Jeff Silver spoke Wednesday, April 20 in the Jacobs Center
APR 21, 2016 // ALEX GERAGE AND AMANDA MORRIS
When Jeff Silver entered the world of third-party logistics (3PL) in the 1980s, the industry suffered from a bad reputation.
“At the time, most people thought third-party logistics was less valuable than trucking companies,” he said. “I spent my career trying to prove them wrong.”
Throughout the ’80s and ’90s, Silver worked to transform the 3PL industry with his company American Backhaulers, the second largest North American freight brokerage at the time. But he finally hit his career-long goal when he co-founded Coyote Logistics, one of the fastest growing 3PL service providers of all time. Silver shared how Coyote won customers by meeting their expectations at the 35th annual William A. Patterson Transportation Lecture.

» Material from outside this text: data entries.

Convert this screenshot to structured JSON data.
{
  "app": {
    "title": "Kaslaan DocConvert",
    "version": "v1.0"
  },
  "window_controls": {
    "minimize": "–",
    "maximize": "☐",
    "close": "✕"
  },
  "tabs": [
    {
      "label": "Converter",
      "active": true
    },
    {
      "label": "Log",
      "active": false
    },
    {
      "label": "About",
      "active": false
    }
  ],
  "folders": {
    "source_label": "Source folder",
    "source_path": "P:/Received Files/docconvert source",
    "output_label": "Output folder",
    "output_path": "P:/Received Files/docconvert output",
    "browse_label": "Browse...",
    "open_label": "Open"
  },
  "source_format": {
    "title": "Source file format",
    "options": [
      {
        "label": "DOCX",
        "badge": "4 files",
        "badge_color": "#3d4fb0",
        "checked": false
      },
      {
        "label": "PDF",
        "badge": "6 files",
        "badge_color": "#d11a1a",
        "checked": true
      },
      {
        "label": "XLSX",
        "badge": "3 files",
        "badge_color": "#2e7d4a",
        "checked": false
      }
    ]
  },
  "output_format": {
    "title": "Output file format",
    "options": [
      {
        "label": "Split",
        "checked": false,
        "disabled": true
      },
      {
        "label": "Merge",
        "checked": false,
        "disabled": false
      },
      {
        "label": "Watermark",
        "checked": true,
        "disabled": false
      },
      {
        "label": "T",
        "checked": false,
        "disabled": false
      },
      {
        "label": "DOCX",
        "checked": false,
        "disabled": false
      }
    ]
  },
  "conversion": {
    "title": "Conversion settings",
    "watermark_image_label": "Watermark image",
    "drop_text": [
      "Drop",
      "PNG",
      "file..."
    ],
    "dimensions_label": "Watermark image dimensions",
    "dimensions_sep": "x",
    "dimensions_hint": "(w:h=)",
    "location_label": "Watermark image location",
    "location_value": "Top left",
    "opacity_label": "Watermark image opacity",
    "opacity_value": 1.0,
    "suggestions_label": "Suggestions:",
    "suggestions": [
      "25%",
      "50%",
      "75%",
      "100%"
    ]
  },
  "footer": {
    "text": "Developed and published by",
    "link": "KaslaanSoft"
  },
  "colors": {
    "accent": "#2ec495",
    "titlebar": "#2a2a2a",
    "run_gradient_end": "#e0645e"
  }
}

Hosted by the Northwestern University Transportation Center, the lecture followed an industry workshop focused on biologics transportation. Silver’s talk, “No Excuses: Technology and Culture Meet a New Era of Expectation,” took place Wednesday, April 20 in the Donald P. Jacobs Center in Evanston.
In 2006 Silver left a PhD program in Northwestern Engineering’s Department of Industrial Engineering and Management Sciences to start Coyote. He had left the 3PL industry six years earlier and found reentry intimidating. But he was pulled to build a company with a strong commitment to service. At the time, 3PL companies often committed to move loads for a shipper but only followed through 80 percent of the time.
We knew we had to do something different,” Silver said. “We had to get customers to stop seeing us as a broker and start seeing us as a real carrier. We decided to move every load that we were committed to.”
Coyote has since grown into a $2 billion company, which moves 6,000 loads per day. It has also received “Carrier of the Year” awards from multiple clients, including Coca-Cola. “Our customers are committed to us because we are committed to them,” Silver said.
Silver said Coyote’s commitment extends to its employees and discussed the importance of building a positive work environment. After being acquired by UPS last year, Coyote still maintains its office culture, where everyone’s ideas are heard and valued.
“Our growth was fueled by good ideas,” Silver said, “and the people we hired.”